Nov 11, 2009 6:42 pm

Wirehouse guys are whinning again!

Why am I not surprised!   One week they are on here bragging the next whinning!   I do not feel sorry for them, they have had several years to get out and yet they fall prey to next deal  (bone) the firm throws them.   It is tough to move a book agreed, but at this point they are like frogs in boiling water they just stayed in the pot and just now noticed the water is hot.      
Nov 11, 2009 7:47 pm

Greenbacks:

"Wirehouse guys are whinning again!"   Winning is spelled W-I-N-N-I-N-G!  There's no H in winning.

Bodysurf, you are wroing on many counts.  Why do you post innacurate, secondhand, lost in translation information.  You have stated "I spoke with an MSSB FA yesterday.  All accounts under $100,000 are subject to no commission on tickets.  For managed accounts, payout is 10% under $50,000; 15% from $50k to $74,999; 20% from $75,000 to $100k."   First, it is a small household policy not a small account policy.  The decrease in payout is applied to households under $100,00.  How many relationships do you really want that don't have $100,000 for all family members and their accounts?  Next, there are many exceptions to the policy.  The following products/accounts are at full grid regardless of household size:DVP, Futures, Insurance and annuities, new households (last 6 mos.), 529 plans, AI, Retirement plan trusts, SAR-SEP, SEP/IRA, SIMPLE IRA's, VIP/RPM accounts, mutual fund wrap and managed accounts @ 10% if household less than $25,000 otherwise full grid.   The bigger issue is the lowered grid at under $400M.  At $375M it amounts to 38%.  That's 2% less on tier 1 and 1% more on tier 2 (transactional) business.  This is easily offset by opening three $1,000,000 household during the year ($5,000 bonus each).   There are always good and bad changes to comp which generally favor top producers and larger client relationships.  If you carefully go through it you can find enough loopholes to make a good living and continue to build that pension.    
Nov 11, 2009 8:05 pm

How many relationships do you really want that don’t have $100,000 for all family members and their accounts?
* * * *

I’ll take all the ones you don’t want.  The reason you think a $90,000 relationship is garbage is because you’re not getting paid for them.  I am.  What’s more, I would rather have 10 $75,000 accounts than 1 $750,000 account.  I manage them all the same way, and I know that the smaller accounts are off limits to the big wirehouses.

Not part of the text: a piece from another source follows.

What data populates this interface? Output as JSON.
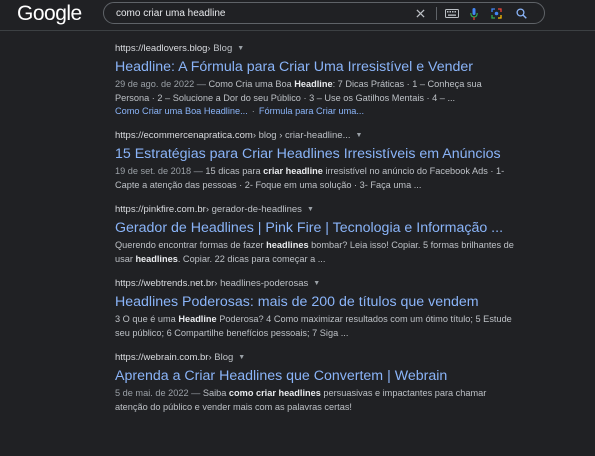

And no, you’re wrong.  A managed account between $25k and $100k is not at full grid.  Ditto for your TRAK program.  In the past, you used to get paid for IRA and FMA fees.  Then they changed it to say it counted for phantom gross–to hit breakpoints–but paid nothing.  Now, you don’t even get that.

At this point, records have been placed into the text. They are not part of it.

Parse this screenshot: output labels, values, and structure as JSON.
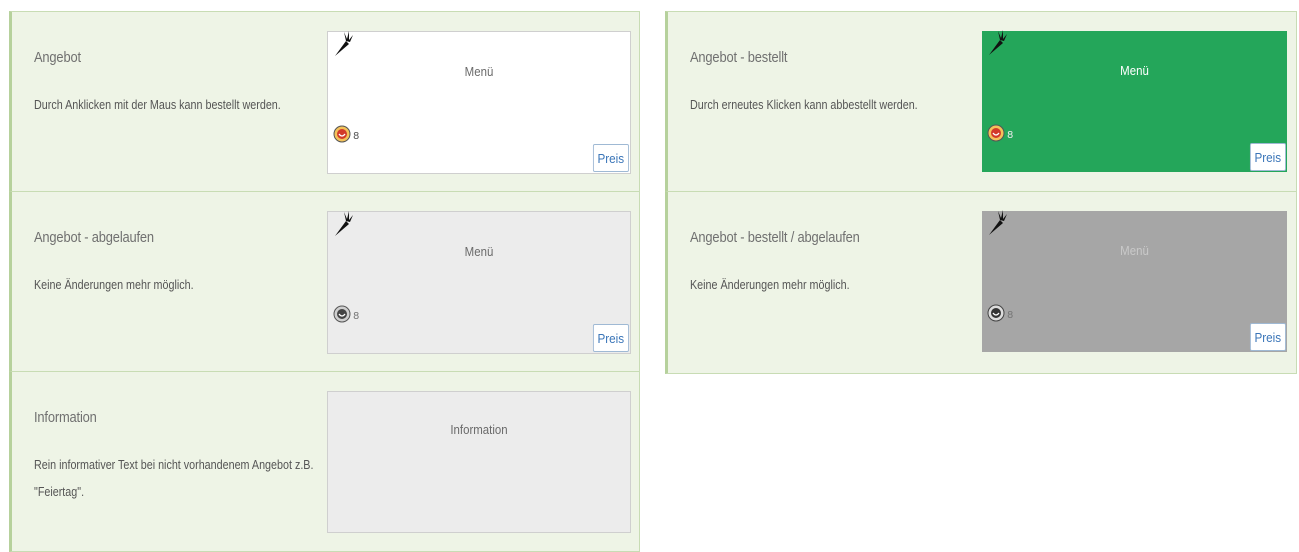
{
  "legend": {
    "left": [
      {
        "title": "Angebot",
        "description": "Durch Anklicken mit der Maus kann bestellt werden.",
        "tile": {
          "label": "Menü",
          "price_button": "Preis",
          "state": "offer",
          "color": "#ffffff"
        }
      },
      {
        "title": "Angebot - abgelaufen",
        "description": "Keine Änderungen mehr möglich.",
        "tile": {
          "label": "Menü",
          "price_button": "Preis",
          "state": "expired",
          "color": "#ececec"
        }
      },
      {
        "title": "Information",
        "description": "Rein informativer Text bei nicht vorhandenem Angebot z.B. \"Feiertag\".",
        "tile": {
          "label": "Information",
          "state": "information",
          "color": "#ececec"
        }
      }
    ],
    "right": [
      {
        "title": "Angebot - bestellt",
        "description": "Durch erneutes Klicken kann abbestellt werden.",
        "tile": {
          "label": "Menü",
          "price_button": "Preis",
          "state": "ordered",
          "color": "#24a65a"
        }
      },
      {
        "title": "Angebot - bestellt / abgelaufen",
        "description": "Keine Änderungen mehr möglich.",
        "tile": {
          "label": "Menü",
          "price_button": "Preis",
          "state": "ordered-expired",
          "color": "#a6a6a6"
        }
      }
    ]
  },
  "icons": {
    "vegetarian": "carrot-icon",
    "allergen": "allergen-badge-icon"
  },
  "colors": {
    "panel_background": "#eef4e6",
    "panel_border": "#c8dcb4",
    "ordered": "#24a65a",
    "ordered_expired": "#a6a6a6",
    "price_link": "#3a75b8"
  }
}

I wish you the best at MSSB.  I’m going to be picking up a 3.5% position in MSSB at options expiration next week, given how much more profits the first is sure to pick up, courtesy of its sales force.   Morgan Stanley will be a money machine to its stockholders.  For its brokers, not so much.  So, thank you, in advance.

Nov 11, 2009 8:07 pm

BTW–your “new household” exception only applies when the client eventually sends in enough money to go over the $100,000 minimum.  I was at SB for five years.

Nov 11, 2009 8:27 pm

Maybe that’s true for legacy SB.  I couldn’t say, I’m legacy MS.  Managed is at full grid over $25,000.  If you have 10 $75,000 accounts vs. one $750,000 account don’t you need to make 10 times as many phone calls (if they answer your first call), record 10 times as many conversations in your notes, and review 10 times as many accounts every quarter.

  My experience was that I started with a lot of smaller accounts...and they loved me so much I got lots of smaller referrals as well.  I eventually had to change or I would've gone nuts.  Call me lazy if you like but I prefer a smaller number of households...that allows me to be more attentive to their needs.  Then I'll happily take the occasional referral from them.   I still have many of the small households that I like.  I'm talking about the ones that feel almost like family.  I don't want to fire them.  But we're so expensive for them I end up covering a lot of their fees.  With new relationships I just send them somewhere else.  It's better for them and better for me.